SONORA. On hillsides of volcanic rock 2.5-3 mi N of Sáric, approx. 31º 07' N lat, 111º 20' W long. Elev. 2900 ft.; Grady L. Webster 22517, Mar-26-1978. Scrub of mesquite, saguaro, Cercidium, et al. Postrate, fls. yellow. (305643 MEXU).- Coast of the Gulf of California near the mouth of the Rio Concepcion, 10.6 mi.
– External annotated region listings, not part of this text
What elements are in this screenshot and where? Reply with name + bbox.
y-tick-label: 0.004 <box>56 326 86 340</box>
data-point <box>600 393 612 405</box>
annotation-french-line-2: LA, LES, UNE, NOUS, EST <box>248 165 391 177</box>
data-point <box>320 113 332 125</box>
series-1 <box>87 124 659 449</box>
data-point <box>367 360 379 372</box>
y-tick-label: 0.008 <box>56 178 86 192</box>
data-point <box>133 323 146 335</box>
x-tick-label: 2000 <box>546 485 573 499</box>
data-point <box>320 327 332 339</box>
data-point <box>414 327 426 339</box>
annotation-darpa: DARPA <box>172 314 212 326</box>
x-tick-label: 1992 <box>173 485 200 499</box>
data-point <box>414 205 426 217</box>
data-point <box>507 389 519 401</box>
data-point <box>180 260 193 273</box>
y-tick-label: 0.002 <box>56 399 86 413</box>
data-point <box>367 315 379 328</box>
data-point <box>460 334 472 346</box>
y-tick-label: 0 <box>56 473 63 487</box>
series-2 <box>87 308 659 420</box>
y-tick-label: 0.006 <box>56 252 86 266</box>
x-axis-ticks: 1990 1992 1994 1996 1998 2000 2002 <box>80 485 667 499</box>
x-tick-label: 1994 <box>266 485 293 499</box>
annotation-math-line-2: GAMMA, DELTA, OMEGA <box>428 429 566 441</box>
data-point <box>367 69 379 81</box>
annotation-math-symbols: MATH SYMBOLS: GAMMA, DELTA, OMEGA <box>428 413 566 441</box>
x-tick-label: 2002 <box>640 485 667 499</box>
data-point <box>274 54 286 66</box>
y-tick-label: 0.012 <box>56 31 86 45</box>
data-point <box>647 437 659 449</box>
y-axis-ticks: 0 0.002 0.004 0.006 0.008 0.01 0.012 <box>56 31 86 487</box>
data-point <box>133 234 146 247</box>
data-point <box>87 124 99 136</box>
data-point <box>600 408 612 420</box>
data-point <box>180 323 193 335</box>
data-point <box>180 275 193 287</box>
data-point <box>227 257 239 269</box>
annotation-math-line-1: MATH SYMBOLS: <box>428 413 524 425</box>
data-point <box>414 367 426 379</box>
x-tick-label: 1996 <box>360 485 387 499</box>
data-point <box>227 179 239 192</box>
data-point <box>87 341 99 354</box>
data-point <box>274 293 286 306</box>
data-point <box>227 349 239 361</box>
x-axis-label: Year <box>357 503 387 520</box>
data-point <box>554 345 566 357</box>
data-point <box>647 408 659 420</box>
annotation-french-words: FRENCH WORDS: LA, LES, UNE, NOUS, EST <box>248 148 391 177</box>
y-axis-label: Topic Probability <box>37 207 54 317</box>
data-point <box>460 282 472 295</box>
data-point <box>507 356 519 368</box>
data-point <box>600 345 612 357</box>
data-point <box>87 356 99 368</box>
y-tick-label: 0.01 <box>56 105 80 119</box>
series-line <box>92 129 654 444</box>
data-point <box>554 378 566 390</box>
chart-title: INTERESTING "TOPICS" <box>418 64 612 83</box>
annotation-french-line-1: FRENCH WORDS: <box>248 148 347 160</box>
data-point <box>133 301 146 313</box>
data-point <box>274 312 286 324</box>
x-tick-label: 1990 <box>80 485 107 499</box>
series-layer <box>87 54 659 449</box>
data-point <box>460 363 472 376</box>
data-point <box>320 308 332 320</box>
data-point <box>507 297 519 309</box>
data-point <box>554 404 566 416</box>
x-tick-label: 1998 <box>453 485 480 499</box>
NE of El Desemboque on the road toward Caborca. Near 30º 40' N lat, 112º 57' W long. Elev. 100 ft. A. C. Sanders, M. Dimmitt, G. Montgomery, et al. 3479, Mar-7-1983. Sandy coastal flats with low dunes; creosote Bush Scrub with Larrea and Ambrosia dunosa. A fairly common yellow-flowered annual. (358773 MEXU).- Loc. km 71 de la carr. Sonoyta-San Luis Río Colorado. 32º 04' N lat, 113º 34' W long. Alvaro Campos V 4435a, J. L. Panero, L. I. Cabrera, Feb-28-1992. Hierba 20 cm altura, fl. blanca, fr. verde, frecuente. Vegetación matorral espinoso con Opuntia. (578101 MEXU).

Group 1 characteristics correspond to L. strigosus var. tomentellus «phase 1» according to Isely (1981).
Seed characteristics of the group 2 agree with the description of L. tomentellus by Ottley (1944), whereas seed characteristics of group 3 relate to descriptions of L. strigosus.
Characteristics of groups 2 and 3 agree with the description of L. strigosus var. tomentellus by Isely (1981).
Fruit and seed characteristics delimit two forms belonging to L. strigosus var. tomentellus.

Group 2 fruit incurved, falcate and seed with the hilum superficial.

Group 3 fruit distally incurved and seed with the hilum sunken in a lateral notch.

I informally named «phase 3» to group 2, and «phase 4» to group 3.